In mathematics, a sequence is a list of numbers arranged in a specific order, following a certain rule or pattern. These numbers are known as the terms of the sequence. In the context of compound interest, a sequence represents the balance of an account over time, calculated after each compounding period.

For example, in the exercise you're dealing with, a $5000 deposit is compounded quarterly at a rate of 3% per year. The balance in the account after each quarter is calculated using the formula \(A_{n}=5000\left(1+\frac{0.03}{4}\right)^{n}\), where \(n\) represents the number of quarters.

This means the sequence you build will show how the balance grows after each quarter.

• The first term is the balance after the first quarter.
• The second term is the balance after the second quarter, and so on.

Each of these terms shows how the interest accumulates over time, and that's what gives this pattern its meaning.

Quarterly compounding is a method of calculating interest where the interest earned is added to the principal balance four times a year, or once every three months. This is a common practice for savings accounts and investments, as it helps money grow more efficiently over time.

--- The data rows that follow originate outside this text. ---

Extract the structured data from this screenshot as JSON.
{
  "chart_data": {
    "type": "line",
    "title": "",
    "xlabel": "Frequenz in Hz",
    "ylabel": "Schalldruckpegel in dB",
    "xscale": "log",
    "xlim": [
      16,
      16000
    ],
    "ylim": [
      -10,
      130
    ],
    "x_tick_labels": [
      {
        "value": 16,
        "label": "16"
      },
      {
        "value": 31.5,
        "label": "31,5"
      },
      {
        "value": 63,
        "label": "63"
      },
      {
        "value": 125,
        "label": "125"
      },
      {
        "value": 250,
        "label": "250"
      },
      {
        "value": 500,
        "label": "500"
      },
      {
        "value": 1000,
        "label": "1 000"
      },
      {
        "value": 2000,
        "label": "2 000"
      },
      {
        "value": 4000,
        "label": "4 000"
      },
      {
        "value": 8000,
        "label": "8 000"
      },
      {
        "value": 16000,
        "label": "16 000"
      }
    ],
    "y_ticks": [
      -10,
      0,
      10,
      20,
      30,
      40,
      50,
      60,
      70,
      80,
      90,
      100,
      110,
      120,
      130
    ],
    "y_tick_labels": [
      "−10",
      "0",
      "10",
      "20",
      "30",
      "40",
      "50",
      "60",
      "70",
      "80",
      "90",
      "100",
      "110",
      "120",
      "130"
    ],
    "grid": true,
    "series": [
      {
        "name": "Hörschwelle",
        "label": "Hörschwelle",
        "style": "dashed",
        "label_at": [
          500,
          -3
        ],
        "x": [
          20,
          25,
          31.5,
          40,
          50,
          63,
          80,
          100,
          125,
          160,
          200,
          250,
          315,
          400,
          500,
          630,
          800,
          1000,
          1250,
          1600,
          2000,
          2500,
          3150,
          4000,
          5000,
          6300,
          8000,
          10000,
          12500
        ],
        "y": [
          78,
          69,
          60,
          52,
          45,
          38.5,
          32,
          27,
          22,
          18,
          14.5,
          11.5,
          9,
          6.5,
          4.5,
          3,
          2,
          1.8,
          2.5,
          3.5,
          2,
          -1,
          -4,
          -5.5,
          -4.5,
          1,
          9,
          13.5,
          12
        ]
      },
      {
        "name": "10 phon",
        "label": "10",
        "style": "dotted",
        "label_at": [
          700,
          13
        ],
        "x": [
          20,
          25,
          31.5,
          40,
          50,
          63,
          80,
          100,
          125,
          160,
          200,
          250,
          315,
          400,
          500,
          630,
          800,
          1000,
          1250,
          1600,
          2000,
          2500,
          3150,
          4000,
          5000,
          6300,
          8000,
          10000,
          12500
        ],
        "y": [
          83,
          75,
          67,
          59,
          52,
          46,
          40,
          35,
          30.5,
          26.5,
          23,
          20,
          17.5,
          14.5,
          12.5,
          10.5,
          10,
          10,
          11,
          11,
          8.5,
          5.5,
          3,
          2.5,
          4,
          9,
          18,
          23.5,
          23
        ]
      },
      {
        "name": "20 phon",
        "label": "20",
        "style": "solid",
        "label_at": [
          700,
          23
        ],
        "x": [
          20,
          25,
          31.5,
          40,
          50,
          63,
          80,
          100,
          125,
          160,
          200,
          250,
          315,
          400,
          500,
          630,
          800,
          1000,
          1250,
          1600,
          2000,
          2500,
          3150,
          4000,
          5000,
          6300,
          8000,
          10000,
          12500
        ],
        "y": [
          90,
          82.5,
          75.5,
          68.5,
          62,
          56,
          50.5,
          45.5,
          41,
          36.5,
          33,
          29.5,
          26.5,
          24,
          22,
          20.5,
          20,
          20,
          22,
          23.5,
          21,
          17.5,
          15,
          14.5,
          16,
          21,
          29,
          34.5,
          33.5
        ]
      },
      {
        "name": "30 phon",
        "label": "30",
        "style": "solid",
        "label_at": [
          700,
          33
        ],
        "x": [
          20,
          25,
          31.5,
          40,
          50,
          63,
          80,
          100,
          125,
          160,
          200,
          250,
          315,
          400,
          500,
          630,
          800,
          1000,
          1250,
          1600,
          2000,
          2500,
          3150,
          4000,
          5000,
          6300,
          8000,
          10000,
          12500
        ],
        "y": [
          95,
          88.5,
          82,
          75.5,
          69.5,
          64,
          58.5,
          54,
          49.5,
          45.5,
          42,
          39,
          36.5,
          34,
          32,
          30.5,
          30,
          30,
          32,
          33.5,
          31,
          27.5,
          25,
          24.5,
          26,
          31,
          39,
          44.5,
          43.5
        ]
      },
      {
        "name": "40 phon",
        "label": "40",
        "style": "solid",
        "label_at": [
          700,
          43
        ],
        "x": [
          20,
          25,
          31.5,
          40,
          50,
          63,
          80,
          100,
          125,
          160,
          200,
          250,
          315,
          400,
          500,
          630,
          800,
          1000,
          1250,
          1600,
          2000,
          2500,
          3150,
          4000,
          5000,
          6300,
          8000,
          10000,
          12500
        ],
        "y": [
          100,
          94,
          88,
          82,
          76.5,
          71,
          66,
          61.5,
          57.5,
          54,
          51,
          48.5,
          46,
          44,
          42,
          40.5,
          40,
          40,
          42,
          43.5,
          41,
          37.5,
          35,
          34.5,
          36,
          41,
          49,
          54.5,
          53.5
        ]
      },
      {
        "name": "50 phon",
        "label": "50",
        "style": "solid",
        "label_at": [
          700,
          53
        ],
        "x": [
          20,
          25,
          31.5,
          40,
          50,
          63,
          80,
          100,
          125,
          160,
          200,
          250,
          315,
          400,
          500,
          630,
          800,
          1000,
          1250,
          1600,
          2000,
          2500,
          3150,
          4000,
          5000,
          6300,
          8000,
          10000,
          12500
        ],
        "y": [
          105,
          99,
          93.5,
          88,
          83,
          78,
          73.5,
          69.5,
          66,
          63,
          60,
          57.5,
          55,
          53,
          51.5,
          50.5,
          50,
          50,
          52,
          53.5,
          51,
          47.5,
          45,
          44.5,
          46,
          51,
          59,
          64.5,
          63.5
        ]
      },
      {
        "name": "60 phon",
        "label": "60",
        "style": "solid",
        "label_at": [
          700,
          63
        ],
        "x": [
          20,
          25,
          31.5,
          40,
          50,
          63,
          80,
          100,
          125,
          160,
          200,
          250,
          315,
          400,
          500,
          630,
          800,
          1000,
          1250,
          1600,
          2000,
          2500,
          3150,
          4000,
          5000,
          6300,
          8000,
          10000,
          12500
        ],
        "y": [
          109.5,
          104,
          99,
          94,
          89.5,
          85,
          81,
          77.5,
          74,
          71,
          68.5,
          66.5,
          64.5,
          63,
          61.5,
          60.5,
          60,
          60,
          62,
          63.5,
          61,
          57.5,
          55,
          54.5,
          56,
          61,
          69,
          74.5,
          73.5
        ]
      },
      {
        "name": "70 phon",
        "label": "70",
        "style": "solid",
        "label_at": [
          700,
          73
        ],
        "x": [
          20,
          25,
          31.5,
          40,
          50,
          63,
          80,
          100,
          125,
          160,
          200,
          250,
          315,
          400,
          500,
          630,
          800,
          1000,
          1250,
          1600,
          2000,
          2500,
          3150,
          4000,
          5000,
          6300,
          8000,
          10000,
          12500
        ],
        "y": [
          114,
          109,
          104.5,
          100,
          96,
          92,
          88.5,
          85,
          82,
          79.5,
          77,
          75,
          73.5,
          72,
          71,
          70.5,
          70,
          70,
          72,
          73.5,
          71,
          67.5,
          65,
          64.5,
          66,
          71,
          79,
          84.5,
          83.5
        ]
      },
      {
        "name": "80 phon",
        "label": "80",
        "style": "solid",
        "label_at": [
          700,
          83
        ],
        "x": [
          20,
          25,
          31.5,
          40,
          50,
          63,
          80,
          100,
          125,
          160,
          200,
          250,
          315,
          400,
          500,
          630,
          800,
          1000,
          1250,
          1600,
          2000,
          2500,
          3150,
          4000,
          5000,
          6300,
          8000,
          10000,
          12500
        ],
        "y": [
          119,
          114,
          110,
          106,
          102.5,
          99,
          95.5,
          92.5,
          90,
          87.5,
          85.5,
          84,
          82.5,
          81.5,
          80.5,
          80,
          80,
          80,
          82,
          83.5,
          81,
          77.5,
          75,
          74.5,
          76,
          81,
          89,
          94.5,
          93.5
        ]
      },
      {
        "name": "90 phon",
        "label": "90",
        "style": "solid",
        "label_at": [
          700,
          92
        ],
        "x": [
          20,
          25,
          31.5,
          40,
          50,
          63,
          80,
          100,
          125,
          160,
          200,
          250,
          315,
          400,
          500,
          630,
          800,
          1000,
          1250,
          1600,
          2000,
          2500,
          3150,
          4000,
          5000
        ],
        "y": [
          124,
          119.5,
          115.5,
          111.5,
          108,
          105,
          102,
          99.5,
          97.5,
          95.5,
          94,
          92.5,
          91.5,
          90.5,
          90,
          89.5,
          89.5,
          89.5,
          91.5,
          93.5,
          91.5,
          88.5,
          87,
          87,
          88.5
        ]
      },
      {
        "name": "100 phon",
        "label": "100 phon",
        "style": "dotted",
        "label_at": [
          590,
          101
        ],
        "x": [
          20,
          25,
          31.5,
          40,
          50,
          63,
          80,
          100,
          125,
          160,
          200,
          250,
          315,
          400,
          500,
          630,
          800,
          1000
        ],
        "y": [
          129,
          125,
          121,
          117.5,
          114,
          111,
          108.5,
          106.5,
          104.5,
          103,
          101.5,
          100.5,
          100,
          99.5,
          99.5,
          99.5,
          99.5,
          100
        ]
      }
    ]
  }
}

In our exercise, the interest rate is 3% annually, but since we're compounding quarterly, each quarter the account earns a quarter of that annual rate. That means each period earns 0.75% interest, which is calculated as \(\frac{0.03}{4}\).

With quarterly compounding, you are adding the interest earned each quarter back into the main balance.

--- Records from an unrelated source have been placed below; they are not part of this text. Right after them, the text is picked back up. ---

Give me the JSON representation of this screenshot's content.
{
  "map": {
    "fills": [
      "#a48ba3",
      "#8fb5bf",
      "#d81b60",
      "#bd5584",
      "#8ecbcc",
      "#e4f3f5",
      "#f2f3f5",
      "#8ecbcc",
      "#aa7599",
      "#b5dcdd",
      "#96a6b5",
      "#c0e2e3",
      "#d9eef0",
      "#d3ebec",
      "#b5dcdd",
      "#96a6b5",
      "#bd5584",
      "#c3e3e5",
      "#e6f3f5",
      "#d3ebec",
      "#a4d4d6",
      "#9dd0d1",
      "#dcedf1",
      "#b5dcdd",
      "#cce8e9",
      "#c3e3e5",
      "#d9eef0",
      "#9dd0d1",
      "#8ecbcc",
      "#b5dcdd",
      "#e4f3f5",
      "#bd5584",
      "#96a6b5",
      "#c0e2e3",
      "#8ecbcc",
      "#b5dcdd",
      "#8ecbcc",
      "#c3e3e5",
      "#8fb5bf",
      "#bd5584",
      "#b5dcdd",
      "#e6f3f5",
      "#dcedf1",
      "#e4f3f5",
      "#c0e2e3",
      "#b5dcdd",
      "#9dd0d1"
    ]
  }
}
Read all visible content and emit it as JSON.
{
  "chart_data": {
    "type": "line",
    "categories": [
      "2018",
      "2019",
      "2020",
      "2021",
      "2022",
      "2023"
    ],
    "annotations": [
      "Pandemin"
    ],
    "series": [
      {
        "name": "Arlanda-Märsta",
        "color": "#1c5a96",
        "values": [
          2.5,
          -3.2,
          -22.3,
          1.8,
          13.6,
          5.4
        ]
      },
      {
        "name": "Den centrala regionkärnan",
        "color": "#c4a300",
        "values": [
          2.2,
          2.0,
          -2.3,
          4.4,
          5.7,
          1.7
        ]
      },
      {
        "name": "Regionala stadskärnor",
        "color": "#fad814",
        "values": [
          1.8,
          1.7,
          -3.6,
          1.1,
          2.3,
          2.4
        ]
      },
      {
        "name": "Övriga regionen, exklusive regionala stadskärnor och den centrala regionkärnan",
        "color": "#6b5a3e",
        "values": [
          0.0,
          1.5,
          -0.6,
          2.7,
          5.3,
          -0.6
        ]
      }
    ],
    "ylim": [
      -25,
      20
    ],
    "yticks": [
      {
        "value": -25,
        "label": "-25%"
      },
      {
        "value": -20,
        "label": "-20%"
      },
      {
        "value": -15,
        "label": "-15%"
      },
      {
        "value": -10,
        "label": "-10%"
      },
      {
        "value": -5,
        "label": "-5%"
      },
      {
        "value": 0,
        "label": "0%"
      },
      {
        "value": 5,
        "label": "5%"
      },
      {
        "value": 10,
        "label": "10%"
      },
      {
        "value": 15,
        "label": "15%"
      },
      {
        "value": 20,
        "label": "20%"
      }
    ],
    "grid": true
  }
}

• This helps to increase the base amount for future interest calculations.
• As a result, the interest grows on top of the interest that was earned in previous quarters, illustrating the beauty of compound interest.

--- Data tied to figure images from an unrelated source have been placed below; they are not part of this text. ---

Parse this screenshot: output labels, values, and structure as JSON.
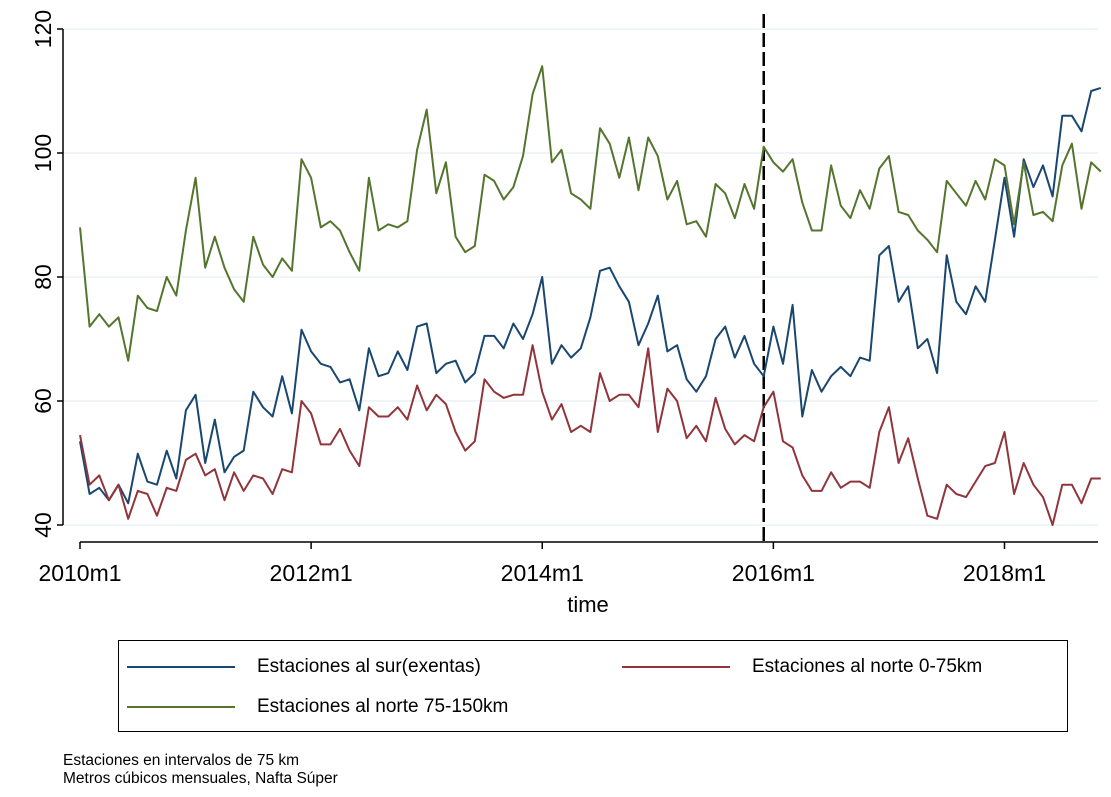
{
  "chart_data": {
    "type": "line",
    "xlabel": "time",
    "ylabel": "",
    "ylim": [
      40,
      120
    ],
    "yticks": [
      40,
      60,
      80,
      100,
      120
    ],
    "xticks": [
      {
        "label": "2010m1",
        "index": 0
      },
      {
        "label": "2012m1",
        "index": 24
      },
      {
        "label": "2014m1",
        "index": 48
      },
      {
        "label": "2016m1",
        "index": 72
      },
      {
        "label": "2018m1",
        "index": 96
      }
    ],
    "x_start": "2010m1",
    "x_end": "2018m12",
    "reference_line": {
      "x": "2015m12",
      "style": "dashed"
    },
    "grid": true,
    "series": [
      {
        "name": "Estaciones al sur(exentas)",
        "color": "#1a476f",
        "values": [
          53.5,
          45.0,
          46.0,
          44.0,
          46.5,
          43.5,
          51.5,
          47.0,
          46.5,
          52.0,
          47.5,
          58.5,
          61.0,
          50.0,
          57.0,
          48.5,
          51.0,
          52.0,
          61.5,
          59.0,
          57.5,
          64.0,
          58.0,
          71.5,
          68.0,
          66.0,
          65.5,
          63.0,
          63.5,
          58.5,
          68.5,
          64.0,
          64.5,
          68.0,
          65.0,
          72.0,
          72.5,
          64.5,
          66.0,
          66.5,
          63.0,
          64.5,
          70.5,
          70.5,
          68.5,
          72.5,
          70.0,
          74.0,
          80.0,
          66.0,
          69.0,
          67.0,
          68.5,
          73.5,
          81.0,
          81.5,
          78.5,
          76.0,
          69.0,
          72.5,
          77.0,
          68.0,
          69.0,
          63.5,
          61.5,
          64.0,
          70.0,
          72.0,
          67.0,
          70.5,
          66.0,
          64.0,
          72.0,
          66.0,
          75.5,
          57.5,
          65.0,
          61.5,
          64.0,
          65.5,
          64.0,
          67.0,
          66.5,
          83.5,
          85.0,
          76.0,
          78.5,
          68.5,
          70.0,
          64.5,
          83.5,
          76.0,
          74.0,
          78.5,
          76.0,
          86.0,
          96.0,
          86.5,
          99.0,
          94.5,
          98.0,
          93.0,
          106.0,
          106.0,
          103.5,
          110.0,
          110.5
        ]
      },
      {
        "name": "Estaciones al norte 0-75km",
        "color": "#90353b",
        "values": [
          54.5,
          46.5,
          48.0,
          44.0,
          46.5,
          41.0,
          45.5,
          45.0,
          41.5,
          46.0,
          45.5,
          50.5,
          51.5,
          48.0,
          49.0,
          44.0,
          48.5,
          45.5,
          48.0,
          47.5,
          45.0,
          49.0,
          48.5,
          60.0,
          58.0,
          53.0,
          53.0,
          55.5,
          52.0,
          49.5,
          59.0,
          57.5,
          57.5,
          59.0,
          57.0,
          62.5,
          58.5,
          61.0,
          59.5,
          55.0,
          52.0,
          53.5,
          63.5,
          61.5,
          60.5,
          61.0,
          61.0,
          69.0,
          61.5,
          57.0,
          59.5,
          55.0,
          56.0,
          55.0,
          64.5,
          60.0,
          61.0,
          61.0,
          59.0,
          68.5,
          55.0,
          62.0,
          60.0,
          54.0,
          56.0,
          53.5,
          60.5,
          55.5,
          53.0,
          54.5,
          53.5,
          59.0,
          61.5,
          53.5,
          52.5,
          48.0,
          45.5,
          45.5,
          48.5,
          46.0,
          47.0,
          47.0,
          46.0,
          55.0,
          59.0,
          50.0,
          54.0,
          47.5,
          41.5,
          41.0,
          46.5,
          45.0,
          44.5,
          47.0,
          49.5,
          50.0,
          55.0,
          45.0,
          50.0,
          46.5,
          44.5,
          40.0,
          46.5,
          46.5,
          43.5,
          47.5,
          47.5
        ]
      },
      {
        "name": "Estaciones al norte 75-150km",
        "color": "#55752f",
        "values": [
          88.0,
          72.0,
          74.0,
          72.0,
          73.5,
          66.5,
          77.0,
          75.0,
          74.5,
          80.0,
          77.0,
          87.5,
          96.0,
          81.5,
          86.5,
          81.5,
          78.0,
          76.0,
          86.5,
          82.0,
          80.0,
          83.0,
          81.0,
          99.0,
          96.0,
          88.0,
          89.0,
          87.5,
          84.0,
          81.0,
          96.0,
          87.5,
          88.5,
          88.0,
          89.0,
          100.5,
          107.0,
          93.5,
          98.5,
          86.5,
          84.0,
          85.0,
          96.5,
          95.5,
          92.5,
          94.5,
          99.5,
          109.5,
          114.0,
          98.5,
          100.5,
          93.5,
          92.5,
          91.0,
          104.0,
          101.5,
          96.0,
          102.5,
          94.0,
          102.5,
          99.5,
          92.5,
          95.5,
          88.5,
          89.0,
          86.5,
          95.0,
          93.5,
          89.5,
          95.0,
          91.0,
          101.0,
          98.5,
          97.0,
          99.0,
          92.0,
          87.5,
          87.5,
          98.0,
          91.5,
          89.5,
          94.0,
          91.0,
          97.5,
          99.5,
          90.5,
          90.0,
          87.5,
          86.0,
          84.0,
          95.5,
          93.5,
          91.5,
          95.5,
          92.5,
          99.0,
          98.0,
          88.5,
          98.5,
          90.0,
          90.5,
          89.0,
          98.0,
          101.5,
          91.0,
          98.5,
          97.0
        ]
      }
    ],
    "legend": {
      "placement": "bottom",
      "entries": [
        "Estaciones al sur(exentas)",
        "Estaciones al norte 0-75km",
        "Estaciones al norte 75-150km"
      ]
    },
    "notes": [
      "Estaciones en intervalos de 75 km",
      "Metros cúbicos mensuales, Nafta Súper"
    ]
  }
}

This method shows how regular compounding periods can lead to exponential growth in the account balance.

Exponential growth describes a process where the quantity increases at a consistent rate over time, which results in a curve on a graph that gets steeper and steeper. In terms of finance, it occurs when an investment grows at a consistent percentage rate—thanks to the effects of compounding.

The formula \(A_{n}=5000\left(1+\frac{0.03}{4}\right)^{n}\) represents exponential growth. Each quarter, the interest is calculated on the new balance, including any previously earned interest, leading to growth that speeds up over time.

Thus, instead of increasing by a fixed amount, the balance increases by a percentage of the current amount, leading to quick and significant growth. This is why, after 10 years, the balance increases to more than just a simple addition of interest—it reflects the efficiency and power of exponential growth.

• This growth method is particularly advantageous for long-term investments.
• It demonstrates how small regular additions can result in substantial increases over time.

The exponential growth model is what allows investors to benefit from the 'snowball' effect in their investment accounts.